The most basic scenario for a Publisher is to provide access to the datasets they own or manage. In addition to that, a Publisher could offer other data-related services. Some possibilities are:
A service to execute some computation on top of their data. This has some benefits:
- The data never leaves the Publisher enclave.
- It’s not necessary to move the data; the algorithm is sent to the data.
- Having only one copy of the data and not moving it makes it easier to be compliant with data protection regulations.
A service to store newly-derived datasets. As a result of the computation on existing datasets, a new dataset could be created. Publishers could offer a storage service to make use of their existing storage capabilities. This is optional; users could also download the newly-derived datasets.
The direct interaction with the infrastructure where the data resides requires the execution of a component handled by Publishers.
This component will be in charge of interacting with users and managing the basics of a Publisher’s infrastructure to provide these additional services.
The business logic supporting these additional Publisher capabilities is the responsibility of this new technical component.
The main and new key component introduced to support these additional Publisher services is named Brizo.
Brizo is an ancient Greek goddess who was known as the protector of mariners, sailors, and fishermen.
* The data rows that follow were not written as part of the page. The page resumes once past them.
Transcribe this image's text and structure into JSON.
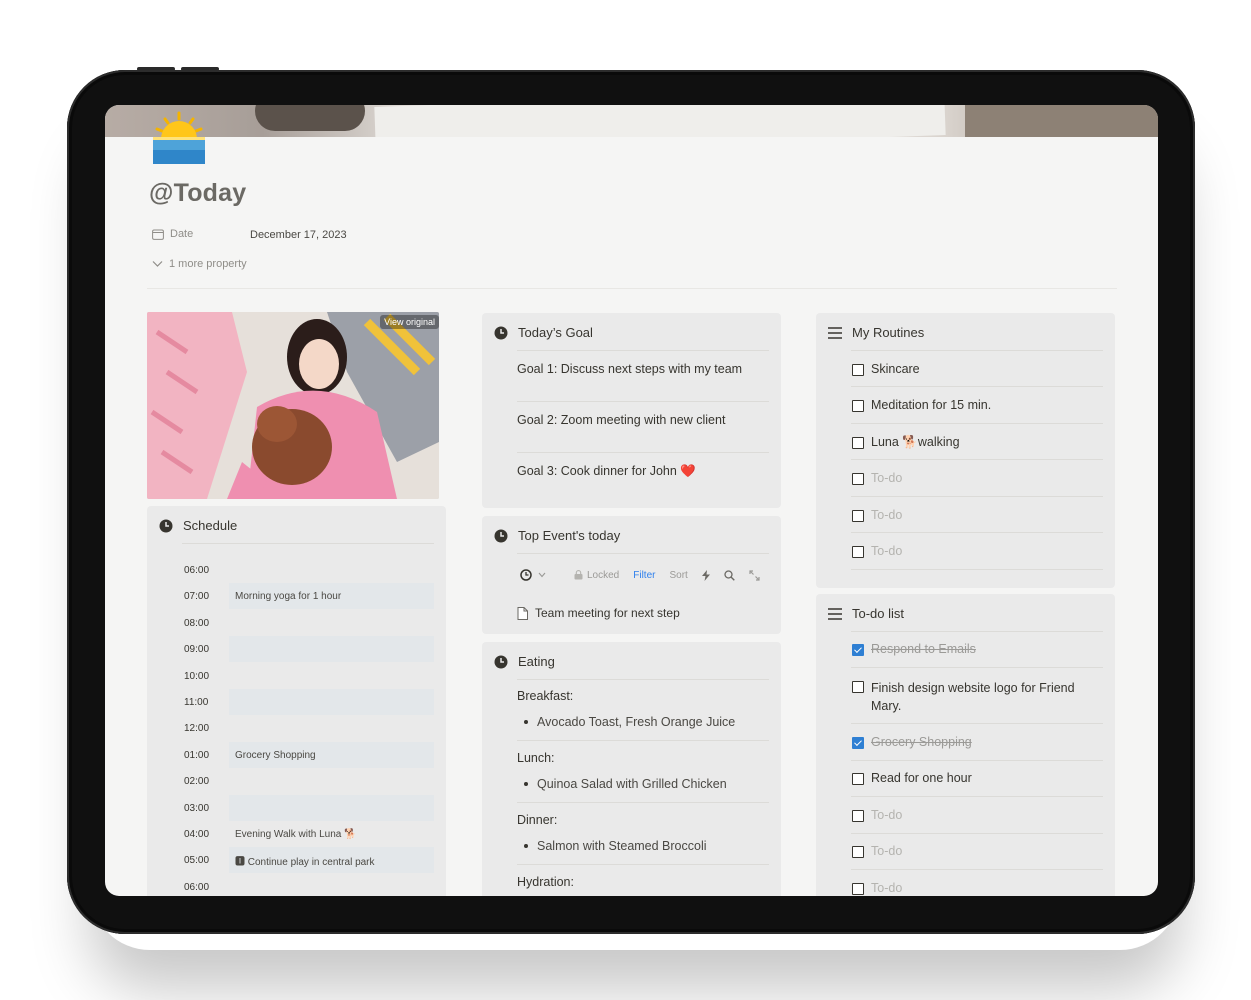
{
  "page": {
    "title": "@Today",
    "properties": [
      {
        "name": "Date",
        "value": "December 17, 2023"
      }
    ],
    "more_properties": "1 more property"
  },
  "photo": {
    "view_original": "View original"
  },
  "schedule": {
    "title": "Schedule",
    "rows": [
      {
        "time": "06:00",
        "event": ""
      },
      {
        "time": "07:00",
        "event": "Morning yoga for 1 hour"
      },
      {
        "time": "08:00",
        "event": ""
      },
      {
        "time": "09:00",
        "event": ""
      },
      {
        "time": "10:00",
        "event": ""
      },
      {
        "time": "11:00",
        "event": ""
      },
      {
        "time": "12:00",
        "event": ""
      },
      {
        "time": "01:00",
        "event": "Grocery Shopping"
      },
      {
        "time": "02:00",
        "event": ""
      },
      {
        "time": "03:00",
        "event": ""
      },
      {
        "time": "04:00",
        "event": "Evening Walk with Luna 🐕"
      },
      {
        "time": "05:00",
        "event": "🅸 Continue  play in central park"
      },
      {
        "time": "06:00",
        "event": ""
      }
    ]
  },
  "goals": {
    "title": "Today’s Goal",
    "items": [
      "Goal 1: Discuss next steps with my team",
      "Goal 2: Zoom meeting with new client",
      "Goal 3: Cook dinner for John ❤️"
    ]
  },
  "events": {
    "title": "Top Event's today",
    "toolbar": {
      "locked": "Locked",
      "filter": "Filter",
      "sort": "Sort"
    },
    "items": [
      "Team meeting for next step"
    ]
  },
  "eating": {
    "title": "Eating",
    "sections": [
      {
        "label": "Breakfast:",
        "item": "Avocado Toast, Fresh Orange Juice"
      },
      {
        "label": "Lunch:",
        "item": "Quinoa Salad with Grilled Chicken"
      },
      {
        "label": "Dinner:",
        "item": "Salmon with Steamed Broccoli"
      },
      {
        "label": "Hydration:",
        "item": ""
      }
    ]
  },
  "routines": {
    "title": "My Routines",
    "items": [
      {
        "label": "Skincare",
        "checked": false
      },
      {
        "label": "Meditation for 15 min.",
        "checked": false
      },
      {
        "label": "Luna 🐕walking",
        "checked": false
      },
      {
        "label": "To-do",
        "checked": false
      },
      {
        "label": "To-do",
        "checked": false
      },
      {
        "label": "To-do",
        "checked": false
      }
    ]
  },
  "todo": {
    "title": "To-do list",
    "items": [
      {
        "label": "Respond to Emails",
        "checked": true
      },
      {
        "label": "Finish design website logo for Friend Mary.",
        "checked": false
      },
      {
        "label": "Grocery Shopping",
        "checked": true
      },
      {
        "label": "Read for one hour",
        "checked": false
      },
      {
        "label": "To-do",
        "checked": false
      },
      {
        "label": "To-do",
        "checked": false
      },
      {
        "label": "To-do",
        "checked": false
      }
    ]
  },
  "colors": {
    "accent": "#2e7fd3",
    "card": "#eaeaea",
    "text": "#37352f"
  }
}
She was worshipped primarily by the women of Delos, who set out food offerings in small boats. Brizo was also known as a prophet specializing in the interpretation of dreams.
In the Ocean ecosystem, Brizo is the technical component executed by the Publishers, which provides extended data services. Brizo, as part of the Publisher ecosystem, includes the credentials to interact with the infrastructure (initially in cloud providers, but it could be on-premise).
Because of these credentials, the execution of Brizo SHOULD NOT be delegated to a third-party.
The main responsibilities of Brizo are:
- Expose an HTTP API allowing for the execution of some extended, data-related services (compute and/or storage).
- Authorize the user on-chain using the proper Service Agreement. That is, validate that the user requesting the service is allowed to use that service.
- Interact with the infrastructure (cloud/on-premise) using the Publisher’s credentials.
- Start/stop/execute computing instances with the algorithms provided by users.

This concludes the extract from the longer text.